Many leather patches have their origins in military history or aviator’s clothing meaning that it’s easy to integrate that form of heritage into your clothing but leather patches also present a fun and highly creative way to personalize almost any kind of item, whether it’s a denim or leather jacket, a pair of jeans, a backpack, a satchel or any other kind of bag.
If you’re wondering who were the first people to use leather patches you might first think of old English university professors with leather patches sewn into the elbows of their sweaters. But that’s not really the case. The first widespread use of leather patches probably occurred in Germany, where World War I German stormtroopers sewed leather elbow patches onto their uniforms to protect them while crawling along the ground or in the trenches.
In the World War II era, military pilots began to dream up more creative ways to decorate and personalize their flight jackets. Many pilots choose to sew embossed handmade leather patches made by local artisans onto their jackets to celebrate accomplishments or to distinguish themselves from other pilots owing to the highly competitive and ego-fuelled nature of their job.
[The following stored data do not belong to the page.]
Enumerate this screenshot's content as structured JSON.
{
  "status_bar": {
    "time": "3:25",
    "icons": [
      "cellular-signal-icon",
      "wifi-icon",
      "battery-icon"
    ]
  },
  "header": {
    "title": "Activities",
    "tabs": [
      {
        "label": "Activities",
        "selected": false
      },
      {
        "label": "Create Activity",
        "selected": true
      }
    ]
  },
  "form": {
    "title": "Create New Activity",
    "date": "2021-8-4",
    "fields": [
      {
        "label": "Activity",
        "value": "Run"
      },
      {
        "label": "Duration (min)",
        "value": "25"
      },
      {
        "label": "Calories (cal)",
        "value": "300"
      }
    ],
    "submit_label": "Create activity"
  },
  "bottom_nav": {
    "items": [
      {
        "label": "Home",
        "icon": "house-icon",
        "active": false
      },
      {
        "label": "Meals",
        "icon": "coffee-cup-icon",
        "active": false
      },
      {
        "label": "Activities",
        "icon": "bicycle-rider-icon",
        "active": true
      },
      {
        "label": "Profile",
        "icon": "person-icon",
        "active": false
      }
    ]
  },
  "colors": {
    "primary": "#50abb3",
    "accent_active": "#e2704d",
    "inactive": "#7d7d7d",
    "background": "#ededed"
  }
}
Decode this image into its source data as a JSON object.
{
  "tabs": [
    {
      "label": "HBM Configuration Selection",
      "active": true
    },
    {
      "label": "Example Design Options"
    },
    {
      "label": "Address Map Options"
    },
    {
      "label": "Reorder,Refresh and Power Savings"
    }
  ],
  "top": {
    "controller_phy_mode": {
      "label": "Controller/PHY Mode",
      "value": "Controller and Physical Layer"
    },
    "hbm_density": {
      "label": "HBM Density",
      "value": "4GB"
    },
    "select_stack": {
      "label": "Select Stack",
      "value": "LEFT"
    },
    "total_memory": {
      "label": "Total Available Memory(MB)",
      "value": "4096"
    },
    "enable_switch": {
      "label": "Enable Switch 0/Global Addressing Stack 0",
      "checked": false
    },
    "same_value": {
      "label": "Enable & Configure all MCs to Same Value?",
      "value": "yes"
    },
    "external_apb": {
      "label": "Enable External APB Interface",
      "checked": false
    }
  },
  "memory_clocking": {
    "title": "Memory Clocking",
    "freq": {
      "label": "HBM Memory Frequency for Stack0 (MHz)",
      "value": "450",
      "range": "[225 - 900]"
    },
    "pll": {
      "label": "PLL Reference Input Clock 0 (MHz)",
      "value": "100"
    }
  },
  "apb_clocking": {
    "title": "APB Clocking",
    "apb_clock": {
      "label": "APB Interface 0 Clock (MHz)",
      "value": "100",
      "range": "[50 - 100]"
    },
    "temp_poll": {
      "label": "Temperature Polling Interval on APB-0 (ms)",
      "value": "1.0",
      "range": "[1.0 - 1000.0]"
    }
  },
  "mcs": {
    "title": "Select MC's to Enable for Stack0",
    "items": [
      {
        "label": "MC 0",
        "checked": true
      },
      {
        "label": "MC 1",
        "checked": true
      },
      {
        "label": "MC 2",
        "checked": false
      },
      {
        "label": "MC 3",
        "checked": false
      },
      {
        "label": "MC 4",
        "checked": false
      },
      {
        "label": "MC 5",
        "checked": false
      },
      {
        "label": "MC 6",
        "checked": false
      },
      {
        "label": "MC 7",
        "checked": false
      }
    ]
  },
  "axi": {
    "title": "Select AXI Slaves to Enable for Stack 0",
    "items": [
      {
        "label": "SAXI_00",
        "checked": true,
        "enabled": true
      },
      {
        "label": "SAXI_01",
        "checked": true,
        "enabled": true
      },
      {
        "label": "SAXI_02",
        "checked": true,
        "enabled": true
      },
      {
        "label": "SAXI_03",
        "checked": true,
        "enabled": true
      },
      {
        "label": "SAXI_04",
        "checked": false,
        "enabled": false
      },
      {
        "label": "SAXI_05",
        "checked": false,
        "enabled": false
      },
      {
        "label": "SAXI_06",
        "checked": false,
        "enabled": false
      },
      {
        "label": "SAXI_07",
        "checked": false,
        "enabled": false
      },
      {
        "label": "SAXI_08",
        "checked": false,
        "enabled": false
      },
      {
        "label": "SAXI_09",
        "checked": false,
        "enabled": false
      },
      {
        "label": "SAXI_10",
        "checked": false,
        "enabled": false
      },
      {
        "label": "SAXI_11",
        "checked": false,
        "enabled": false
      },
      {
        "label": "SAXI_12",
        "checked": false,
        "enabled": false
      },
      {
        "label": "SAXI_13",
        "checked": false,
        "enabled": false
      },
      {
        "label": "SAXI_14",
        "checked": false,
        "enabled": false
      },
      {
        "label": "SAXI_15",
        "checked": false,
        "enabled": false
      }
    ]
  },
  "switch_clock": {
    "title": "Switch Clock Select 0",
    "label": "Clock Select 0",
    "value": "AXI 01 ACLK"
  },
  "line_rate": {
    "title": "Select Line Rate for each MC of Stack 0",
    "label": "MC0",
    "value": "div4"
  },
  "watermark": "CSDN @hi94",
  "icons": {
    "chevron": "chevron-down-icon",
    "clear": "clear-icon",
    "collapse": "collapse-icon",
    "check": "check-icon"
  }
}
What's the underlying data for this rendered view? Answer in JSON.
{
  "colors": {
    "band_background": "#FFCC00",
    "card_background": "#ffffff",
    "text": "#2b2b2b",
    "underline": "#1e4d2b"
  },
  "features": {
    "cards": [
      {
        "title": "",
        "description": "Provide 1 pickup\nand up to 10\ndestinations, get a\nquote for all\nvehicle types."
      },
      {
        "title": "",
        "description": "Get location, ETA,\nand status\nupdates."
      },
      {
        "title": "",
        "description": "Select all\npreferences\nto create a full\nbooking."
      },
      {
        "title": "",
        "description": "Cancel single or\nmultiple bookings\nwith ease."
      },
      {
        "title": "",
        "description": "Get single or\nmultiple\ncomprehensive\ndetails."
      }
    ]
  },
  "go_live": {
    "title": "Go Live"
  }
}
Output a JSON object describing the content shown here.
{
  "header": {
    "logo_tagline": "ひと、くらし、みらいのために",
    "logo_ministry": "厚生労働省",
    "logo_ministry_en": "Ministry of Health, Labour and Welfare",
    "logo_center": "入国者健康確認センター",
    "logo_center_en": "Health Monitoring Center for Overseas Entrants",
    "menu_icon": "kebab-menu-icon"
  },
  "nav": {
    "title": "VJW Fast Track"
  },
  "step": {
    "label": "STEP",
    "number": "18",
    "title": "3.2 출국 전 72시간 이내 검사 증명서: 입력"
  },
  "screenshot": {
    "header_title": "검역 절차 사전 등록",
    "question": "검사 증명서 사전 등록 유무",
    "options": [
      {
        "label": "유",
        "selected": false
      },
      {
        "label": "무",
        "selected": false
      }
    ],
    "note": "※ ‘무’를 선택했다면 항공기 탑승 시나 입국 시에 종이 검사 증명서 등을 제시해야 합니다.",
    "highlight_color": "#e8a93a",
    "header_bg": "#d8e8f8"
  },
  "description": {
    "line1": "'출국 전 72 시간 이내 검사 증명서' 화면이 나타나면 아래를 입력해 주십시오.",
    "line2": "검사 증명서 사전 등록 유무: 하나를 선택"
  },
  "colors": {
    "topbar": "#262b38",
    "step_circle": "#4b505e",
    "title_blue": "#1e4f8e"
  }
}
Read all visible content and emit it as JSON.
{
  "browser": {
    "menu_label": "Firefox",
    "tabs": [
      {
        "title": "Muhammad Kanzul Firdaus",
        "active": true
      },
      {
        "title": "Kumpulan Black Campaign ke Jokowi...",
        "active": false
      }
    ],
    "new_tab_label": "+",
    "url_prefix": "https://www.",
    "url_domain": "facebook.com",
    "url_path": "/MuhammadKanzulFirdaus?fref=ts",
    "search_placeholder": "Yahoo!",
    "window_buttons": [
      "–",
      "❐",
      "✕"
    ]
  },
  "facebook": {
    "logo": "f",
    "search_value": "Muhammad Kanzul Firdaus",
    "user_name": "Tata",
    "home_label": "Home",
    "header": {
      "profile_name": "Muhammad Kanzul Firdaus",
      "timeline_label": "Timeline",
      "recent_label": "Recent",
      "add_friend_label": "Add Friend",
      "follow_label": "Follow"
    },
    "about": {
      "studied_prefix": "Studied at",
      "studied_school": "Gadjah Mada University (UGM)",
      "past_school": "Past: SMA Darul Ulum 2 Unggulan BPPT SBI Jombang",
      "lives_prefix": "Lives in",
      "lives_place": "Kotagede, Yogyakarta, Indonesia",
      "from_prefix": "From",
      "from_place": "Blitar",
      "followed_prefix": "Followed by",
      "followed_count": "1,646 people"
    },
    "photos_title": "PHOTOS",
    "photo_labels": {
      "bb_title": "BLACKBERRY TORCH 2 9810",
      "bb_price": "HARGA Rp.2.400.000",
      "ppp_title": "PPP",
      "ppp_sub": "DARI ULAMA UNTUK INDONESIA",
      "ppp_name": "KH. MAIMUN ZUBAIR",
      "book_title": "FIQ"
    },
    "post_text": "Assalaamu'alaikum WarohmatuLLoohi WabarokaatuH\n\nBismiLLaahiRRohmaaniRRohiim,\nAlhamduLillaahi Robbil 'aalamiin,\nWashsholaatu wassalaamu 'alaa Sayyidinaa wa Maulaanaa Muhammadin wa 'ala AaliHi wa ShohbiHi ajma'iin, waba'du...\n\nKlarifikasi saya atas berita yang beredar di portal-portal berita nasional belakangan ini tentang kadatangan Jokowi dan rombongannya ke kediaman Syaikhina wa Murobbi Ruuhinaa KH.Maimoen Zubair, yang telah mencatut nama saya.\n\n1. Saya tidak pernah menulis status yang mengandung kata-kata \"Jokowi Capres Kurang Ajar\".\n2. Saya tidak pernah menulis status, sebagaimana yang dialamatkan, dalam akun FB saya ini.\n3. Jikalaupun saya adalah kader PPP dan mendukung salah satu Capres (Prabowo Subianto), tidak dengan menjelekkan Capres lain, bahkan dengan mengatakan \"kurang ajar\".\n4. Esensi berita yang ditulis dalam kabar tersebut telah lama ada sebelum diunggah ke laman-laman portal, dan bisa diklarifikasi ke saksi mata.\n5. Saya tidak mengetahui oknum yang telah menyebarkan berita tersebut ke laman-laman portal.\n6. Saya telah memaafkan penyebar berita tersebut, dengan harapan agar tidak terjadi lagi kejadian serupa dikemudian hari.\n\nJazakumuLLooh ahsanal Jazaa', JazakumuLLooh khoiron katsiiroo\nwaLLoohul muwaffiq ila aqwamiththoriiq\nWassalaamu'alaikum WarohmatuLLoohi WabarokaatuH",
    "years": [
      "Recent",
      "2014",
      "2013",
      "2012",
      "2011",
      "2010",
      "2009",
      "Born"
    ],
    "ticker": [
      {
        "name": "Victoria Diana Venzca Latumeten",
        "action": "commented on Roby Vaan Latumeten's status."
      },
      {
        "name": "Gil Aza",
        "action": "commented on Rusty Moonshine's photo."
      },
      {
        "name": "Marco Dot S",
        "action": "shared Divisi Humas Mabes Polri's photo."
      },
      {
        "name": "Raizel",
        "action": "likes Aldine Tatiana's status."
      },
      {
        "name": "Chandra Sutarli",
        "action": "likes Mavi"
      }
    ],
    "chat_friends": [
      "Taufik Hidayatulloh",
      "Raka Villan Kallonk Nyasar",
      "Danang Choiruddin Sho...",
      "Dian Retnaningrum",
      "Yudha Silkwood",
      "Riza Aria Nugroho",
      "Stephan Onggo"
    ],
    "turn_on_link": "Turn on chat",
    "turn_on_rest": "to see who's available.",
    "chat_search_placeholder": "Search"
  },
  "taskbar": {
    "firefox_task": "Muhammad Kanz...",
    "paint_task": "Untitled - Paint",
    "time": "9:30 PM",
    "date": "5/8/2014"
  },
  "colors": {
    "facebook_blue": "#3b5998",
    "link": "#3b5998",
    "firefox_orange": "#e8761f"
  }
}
While the pilots began to wear patches voluntarily, they eventually became military custom. Military aviators wear their iconic bomber leather jackets as a status symbol, with the Navy and Marine pilots wearing the G-1 Jacket and the Air Force and Army pilots wearing the A-2 Jacket.
These jackets often have a name tag on the left chest, an embossed squadron patch on the right chest as well as sometimes also having shoulder patches. This gave units plenty of scope to personalize the basic three patch locations as well as starting a culture of individual pilots adding patches to other locations on their jackets that has continued through to the present day.